Eisentein wanted the camera to move at a tight, jarring clip from thesis to antithesis and synthesis: he wanted aesthetics to perform history. He wanted audiences to be moved to social action through their experience of the film.
So he invented a new kind of editing that interwove discordant images into the flow of action to create what he called a "montage of attractions": odd, striking juxtapositions that modulate the film's rhythm and put the viewer in a psychological state capable of inducing certain ideas. In the famous scene from "Potemkin" (1925), for example, the Odessa Steps provide the backdrop for images of desperately fleeing citizens, close-ups of faces and guns, and attacking soldiers. As it depicted the tragic events of the 1905 Russian Revolution, the cacophonous montage induced in its audiences a state of terror and outrage that gave rise to several conflicts with the police.
Ultimately, Soviet authorities lambasted Eisenstein for formalist techniques they deemed petty bourgeois deviations from the state-sanctioned Socialist Realism. And Hollywood producers dismissed his films as insufficiently entertaining. But throughout his troubled career, and after, Eisenstein met with great enthusiasm in Western Europe. His films' Marxist faith and arty edge appealed to European intellectuals between the Wars, before Stalin's outrages became known.
Unlike many other of Eisenstein's films, "Potemkin" (1925) appealed to everyone: intellectuals, the masses, state officials. Whereas his earlier "Strike" (1924) alienated audiences by ignoring narrative continuity in favor of a kind of visual poem, "Potemkin" softened the discord of montage with a cohesive narrative. In a sense, it exemplifies the synthesis between avant-garde techniques and political polemic that Eisenstein was always struggling to achieve. In 1958, ten years after Eisenstein's death, an international poll determined that "Potemkin" was the best film of all time.

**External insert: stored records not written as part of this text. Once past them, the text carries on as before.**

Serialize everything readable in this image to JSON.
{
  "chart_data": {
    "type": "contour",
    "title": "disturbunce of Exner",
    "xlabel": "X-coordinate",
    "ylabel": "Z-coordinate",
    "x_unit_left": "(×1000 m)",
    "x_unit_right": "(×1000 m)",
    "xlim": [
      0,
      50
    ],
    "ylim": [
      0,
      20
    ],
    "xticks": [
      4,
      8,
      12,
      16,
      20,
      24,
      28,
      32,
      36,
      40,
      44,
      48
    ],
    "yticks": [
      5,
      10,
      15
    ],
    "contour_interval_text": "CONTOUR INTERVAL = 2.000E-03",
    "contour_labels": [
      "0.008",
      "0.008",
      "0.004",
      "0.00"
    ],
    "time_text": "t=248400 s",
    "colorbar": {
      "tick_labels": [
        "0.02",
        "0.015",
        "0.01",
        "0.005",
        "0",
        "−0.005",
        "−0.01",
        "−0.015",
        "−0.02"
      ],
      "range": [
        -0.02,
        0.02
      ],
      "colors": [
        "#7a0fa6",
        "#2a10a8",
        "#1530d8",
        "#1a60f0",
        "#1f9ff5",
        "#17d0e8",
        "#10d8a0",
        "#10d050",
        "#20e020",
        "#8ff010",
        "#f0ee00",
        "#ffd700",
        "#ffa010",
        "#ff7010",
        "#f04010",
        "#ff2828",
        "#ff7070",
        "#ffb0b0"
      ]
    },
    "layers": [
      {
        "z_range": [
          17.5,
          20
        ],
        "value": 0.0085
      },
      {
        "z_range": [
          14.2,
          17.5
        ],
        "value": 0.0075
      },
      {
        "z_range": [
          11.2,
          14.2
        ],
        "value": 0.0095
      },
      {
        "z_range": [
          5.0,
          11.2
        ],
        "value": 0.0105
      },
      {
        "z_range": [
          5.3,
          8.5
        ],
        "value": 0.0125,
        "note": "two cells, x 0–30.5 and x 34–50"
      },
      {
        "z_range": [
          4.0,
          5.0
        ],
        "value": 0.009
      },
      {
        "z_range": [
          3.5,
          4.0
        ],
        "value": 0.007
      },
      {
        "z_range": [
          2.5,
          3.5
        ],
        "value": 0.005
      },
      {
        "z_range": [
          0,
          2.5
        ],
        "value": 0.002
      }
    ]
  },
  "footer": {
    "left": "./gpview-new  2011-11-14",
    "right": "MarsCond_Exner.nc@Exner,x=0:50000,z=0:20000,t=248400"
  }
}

For 14 years after "Potemkin," Eisenstein struggled under state authorities newly suspicious of his methods. "October" (1928) was denounced as shamelessly formalist, as was "The General Line," also known as "Old and New" (1929). A series of failures ensued, culminating in his nervous breakdown. It wasn't until "Alexander Nevsky" (1938), a film about a thirteenth-century Russian prince's battle against invading Germans, that Eisenstein regained the praise of the public and the Soviet authorities. Departing from his montage style, "Nevsky" relies heavily on narrative structure and comes across as epic and grandiose, almost operatic. Eisenstein followed with "Ivan the Terrible," intended to be a three-part series. While the first part was a tremendous success, the second part was banned for its clear critique of Stalin. Eisenstein's health failed while producing part three, and the footage was destroyed by the state.